“Don’t let the name fool you, I can only describe Diet Lite as immense, and that’s an understatement. These cats are the dark matter of midwestern rock. It was the rowdiest music I’ve ever heard come out of a three-piece band.” -Aaron Pylinksi
Milwaukee’s Diet Lite wasn’t a power trio by choice, at least not at first. However, when circumstances required they become one, Max Niemann and Kelson Kuzdas, the band’s dual-threat guitarists, made the unconventional decision to split up bass and guitar duties equally. And not only in the studio, but on the stage as well.
This dynamic has become Diet Lite’s greatest asset: Evan Marsalli’s brutal drumming paired both guitarist’s ferocity on six and four strings, all giving way at any instant to an eccentric collage of old school punk, hooky power pop, psych freakouts, and good-old-fashioned rock ‘n’ roll. Add in the fact that all three members consistently pen songs for the group and you get quite the versatile outfit.
The trio commits to as visceral and physically exhausting a live performance as possible, seemingly doing everything they can to make a crowd boil. Midwest punk-poet Thax Douglas said it best in a recent portrait of the band: “..it’s almost like the goddess of destruction destroyed herself, but not completely…”

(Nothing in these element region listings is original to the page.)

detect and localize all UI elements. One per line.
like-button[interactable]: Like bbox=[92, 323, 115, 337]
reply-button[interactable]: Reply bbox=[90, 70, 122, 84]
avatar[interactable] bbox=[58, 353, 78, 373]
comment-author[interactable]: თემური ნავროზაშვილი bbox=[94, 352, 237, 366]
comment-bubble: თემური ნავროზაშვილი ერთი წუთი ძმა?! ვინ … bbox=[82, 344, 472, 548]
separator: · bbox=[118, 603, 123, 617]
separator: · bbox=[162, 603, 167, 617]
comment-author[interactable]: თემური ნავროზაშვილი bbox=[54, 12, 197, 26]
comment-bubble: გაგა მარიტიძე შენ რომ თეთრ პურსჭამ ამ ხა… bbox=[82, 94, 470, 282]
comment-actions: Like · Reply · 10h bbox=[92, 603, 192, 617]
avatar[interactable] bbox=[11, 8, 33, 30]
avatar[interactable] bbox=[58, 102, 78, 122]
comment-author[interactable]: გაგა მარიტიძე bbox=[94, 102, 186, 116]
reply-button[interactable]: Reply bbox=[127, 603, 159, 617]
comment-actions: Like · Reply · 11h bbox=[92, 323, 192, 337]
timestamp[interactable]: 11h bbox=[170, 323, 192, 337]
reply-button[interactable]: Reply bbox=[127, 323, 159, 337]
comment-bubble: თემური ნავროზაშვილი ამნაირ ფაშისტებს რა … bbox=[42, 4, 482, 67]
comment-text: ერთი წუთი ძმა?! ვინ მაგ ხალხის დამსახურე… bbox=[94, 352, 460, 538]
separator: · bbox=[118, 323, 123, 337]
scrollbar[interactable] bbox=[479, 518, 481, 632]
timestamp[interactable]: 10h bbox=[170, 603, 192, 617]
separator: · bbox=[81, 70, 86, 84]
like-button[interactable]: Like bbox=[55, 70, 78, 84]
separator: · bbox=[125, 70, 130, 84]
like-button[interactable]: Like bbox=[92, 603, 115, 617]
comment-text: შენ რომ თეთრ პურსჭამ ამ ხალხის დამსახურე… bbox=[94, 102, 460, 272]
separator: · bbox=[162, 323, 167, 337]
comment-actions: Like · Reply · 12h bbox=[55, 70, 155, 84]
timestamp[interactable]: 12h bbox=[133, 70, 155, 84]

Double Wide Yukon, the band’s first collection of new material since 2023’s expansive Into The Pudding, captures this Jekyll-Hyde dynamic like never before. Written over a weeklong winter sojourn to the Wisconsin northwoods and recorded to analog tape at Jamdek in Chicago, with the goal of documenting an archetypal DL set (mid-set guitar-bass switch and all), nothing in their previous output has come this close to capturing the tenacity and reckless abandon Diet Lite brings to each performance.